Apple’s Emergency SOS via Satellite service

Apple announced the feature during the iPhone 14 keynote, and it went live in the US and Canada back in November 2022. It was quickly extended to a number of additional countries.

At the time of launch, Apple said it would be free for the first two years after buying a compatible iPhone. That time was later extended, though it remains unclear what happens after that.

The service has been credited with saving multiple lives.

The feature is limited to the iPhone 14 and up because it relies on frequencies only supported by a new radio chip first introduced on that model. The frequencies only support very low bandwidth comms, limiting the service to short emergency text messages.

AT&T satellite service

AT&T is one of several mobile carriers which has been working with AST SpaceMobile on extending satellite comms to more phones.

Because it doesn’t rely on a special frequency, it works with any smartphone with a 5G chip, meaning the iPhone 12 and up. Additionally, it offers significantly greater bandwidth, meaning that it would be suitable for voice calls as well as text.

The ability to make a 5G satellite voice call was first demonstrated back in September of last year.

Engadget reports that AT&T has now signed a commercial contract with AST SpaceMobile, which will allow it to begin offering the service to its subscribers.

Soon, AT&T subscribers will have the option to ensure that they have access to cell service even in typical dead zones, like deep inside national parks or far-flung rural locations. The mobile carrier has been working with AST SpaceMobile since 2018 under a Memorandum of Understanding, helping the latter test two-way audio calls, texts and video calls via satellites in space using ordinary smartphones. Now, the companies have entered a definitive commercial agreement, which means AT&T is getting close to offering subscribers the capability to transform their regular phones into legit satellite devices.

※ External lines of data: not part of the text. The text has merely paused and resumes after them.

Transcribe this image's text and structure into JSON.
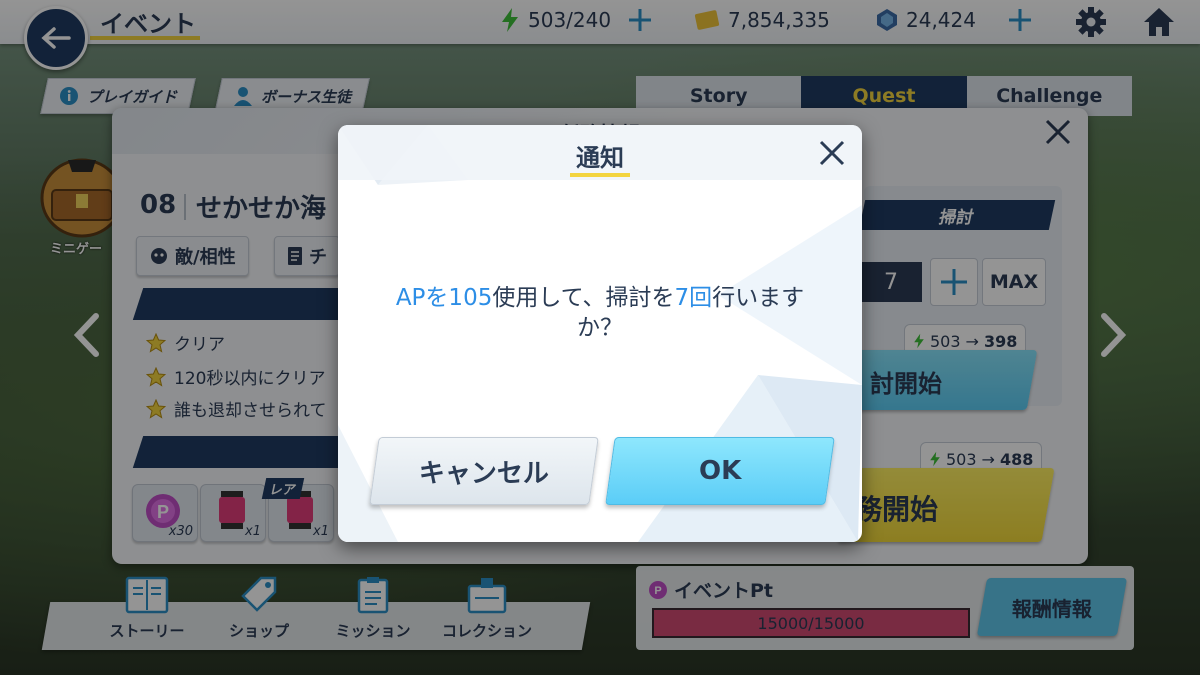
{
  "topbar": {
    "title": "イベント",
    "ap": "503/240",
    "credits": "7,854,335",
    "gems": "24,424"
  },
  "chips": {
    "guide": "プレイガイド",
    "bonus": "ボーナス生徒"
  },
  "tabs": [
    {
      "label": "Story"
    },
    {
      "label": "Quest"
    },
    {
      "label": "Challenge"
    }
  ],
  "mission": {
    "header_title": "任務情報",
    "stage_number": "08",
    "stage_name": "せかせか海",
    "enemy_button": "敵/相性",
    "other_button": "チ",
    "goals": [
      "クリア",
      "120秒以内にクリア",
      "誰も退却させられて"
    ],
    "items": [
      {
        "count": "x30"
      },
      {
        "count": "x1"
      },
      {
        "count": "x1"
      }
    ],
    "rare_tag": "レア",
    "minigame_label": "ミニゲー"
  },
  "sweep": {
    "header": "掃討",
    "count": "7",
    "max_label": "MAX",
    "sweep_cost_from": "503",
    "sweep_cost_to": "398",
    "sweep_button": "討開始",
    "start_cost_from": "503",
    "start_cost_to": "488",
    "start_button": "務開始"
  },
  "bottom_nav": [
    {
      "label": "ストーリー"
    },
    {
      "label": "ショップ"
    },
    {
      "label": "ミッション"
    },
    {
      "label": "コレクション"
    }
  ],
  "event_pt": {
    "label": "イベントPt",
    "value": "15000/15000",
    "fill_fraction": 1.0,
    "reward_button": "報酬情報"
  },
  "dialog": {
    "title": "通知",
    "message_part1": "APを105",
    "message_part2": "使用して、掃討を",
    "message_part3": "7回",
    "message_part4": "行いますか？",
    "cancel_label": "キャンセル",
    "ok_label": "OK"
  },
  "colors": {
    "navy": "#1f3c62",
    "accent_yellow": "#f3d43f",
    "highlight_blue": "#2d8ee6",
    "ok_cyan": "#5bcdf7",
    "ap_green": "#3fbf3a",
    "event_pink": "#d14a72"
  },
  "icons": {
    "back": "arrow-left-icon",
    "ap": "lightning-icon",
    "credits": "credit-card-icon",
    "gems": "gem-icon",
    "settings": "gear-icon",
    "home": "home-icon",
    "close": "close-icon"
  }
}
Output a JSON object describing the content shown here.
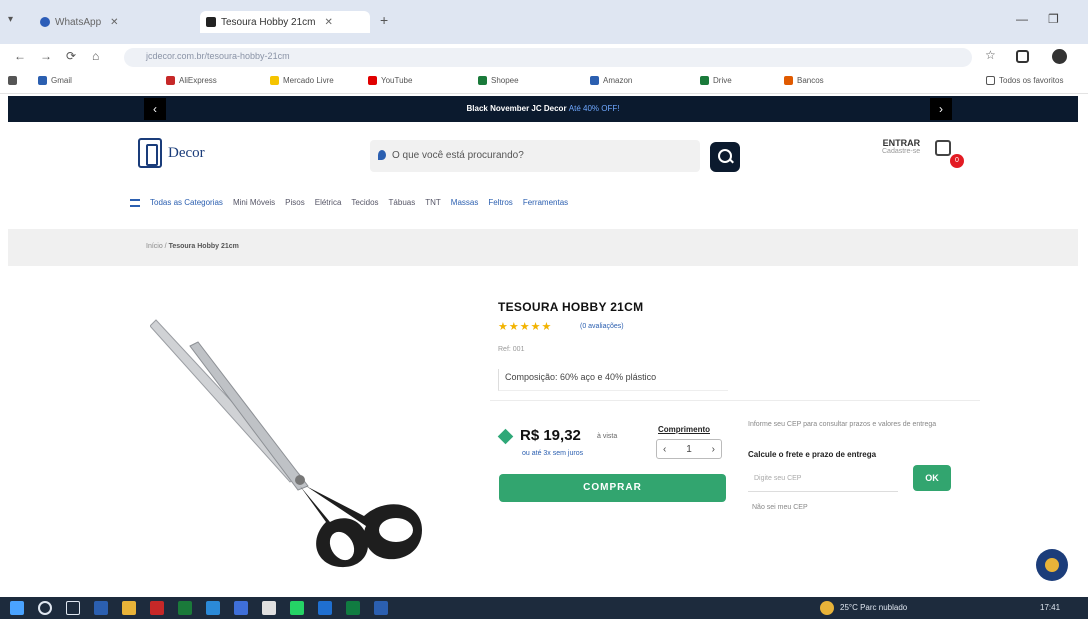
{
  "browser": {
    "tabs": [
      {
        "title": "WhatsApp"
      },
      {
        "title": "Tesoura Hobby 21cm"
      }
    ],
    "address": "jcdecor.com.br/tesoura-hobby-21cm",
    "bookmarks": [
      {
        "label": "Gmail"
      },
      {
        "label": "AliExpress"
      },
      {
        "label": "Mercado Livre"
      },
      {
        "label": "YouTube"
      },
      {
        "label": "Shopee"
      },
      {
        "label": "Amazon"
      },
      {
        "label": "Drive"
      },
      {
        "label": "Bancos"
      },
      {
        "label": "Todos os favoritos"
      }
    ]
  },
  "promo": {
    "text": "Black November JC Decor",
    "link": "Até 40% OFF!"
  },
  "header": {
    "logo_text": "Decor",
    "search_placeholder": "O que você está procurando?",
    "login_top": "ENTRAR",
    "login_sub": "Cadastre-se",
    "cart_count": "0"
  },
  "catnav": [
    "Todas as Categorias",
    "Mini Móveis",
    "Pisos",
    "Elétrica",
    "Tecidos",
    "Tábuas",
    "TNT",
    "Massas",
    "Feltros",
    "Ferramentas"
  ],
  "breadcrumb": {
    "home": "Início",
    "current": "Tesoura Hobby 21cm"
  },
  "product": {
    "title": "TESOURA HOBBY 21CM",
    "stars": "★★★★★",
    "reviews": "(0 avaliações)",
    "ref": "Ref: 001",
    "composition": "Composição: 60% aço e 40% plástico",
    "price": "R$ 19,32",
    "price_sub": "à vista",
    "installment": "ou até 3x sem juros",
    "length_label": "Comprimento",
    "quantity": "1",
    "buy_label": "COMPRAR",
    "shipping_info": "Informe seu CEP para consultar prazos e valores de entrega",
    "shipping_title": "Calcule o frete e prazo de entrega",
    "cep_placeholder": "Digite seu CEP",
    "ok_label": "OK",
    "cep_link": "Não sei meu CEP"
  },
  "taskbar": {
    "weather": "25°C Parc nublado",
    "clock": "17:41"
  },
  "colors": {
    "navy": "#0b1a2e",
    "green": "#32a56f",
    "star": "#f2b300",
    "badge": "#e31b23"
  }
}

The service will operate using five new AST satellites set to launch into orbit this summer. Further satellites will be added later.

But many unanswered questions

While the news is a welcome step forward, it still leaves key questions unanswered. Specifically:

  • What geographical coverage will be offered by the first five satellites?
  • When will the service launch?
  • What will it cost?

9to5Mac’s Take

Apple’s use of specific radio frequencies is intended to prioritize reliability over bandwidth. As an emergency service, the goal is to ensure that the essential information – location, nature of emergency, help required – can be sent from as many places as possible.

It’s unclear whether 5G radio spectrum can match this reliability, even if it does offer greater bandwidth where available.

Ultimately the two seem like complementary rather than competing services, with AT&T geared more toward competing with existing satellite phone services. All the same, extending support to older iPhones will be welcome in emergency situations also.

T-Mobile is working on a similar service with SpaceX’s Starlink.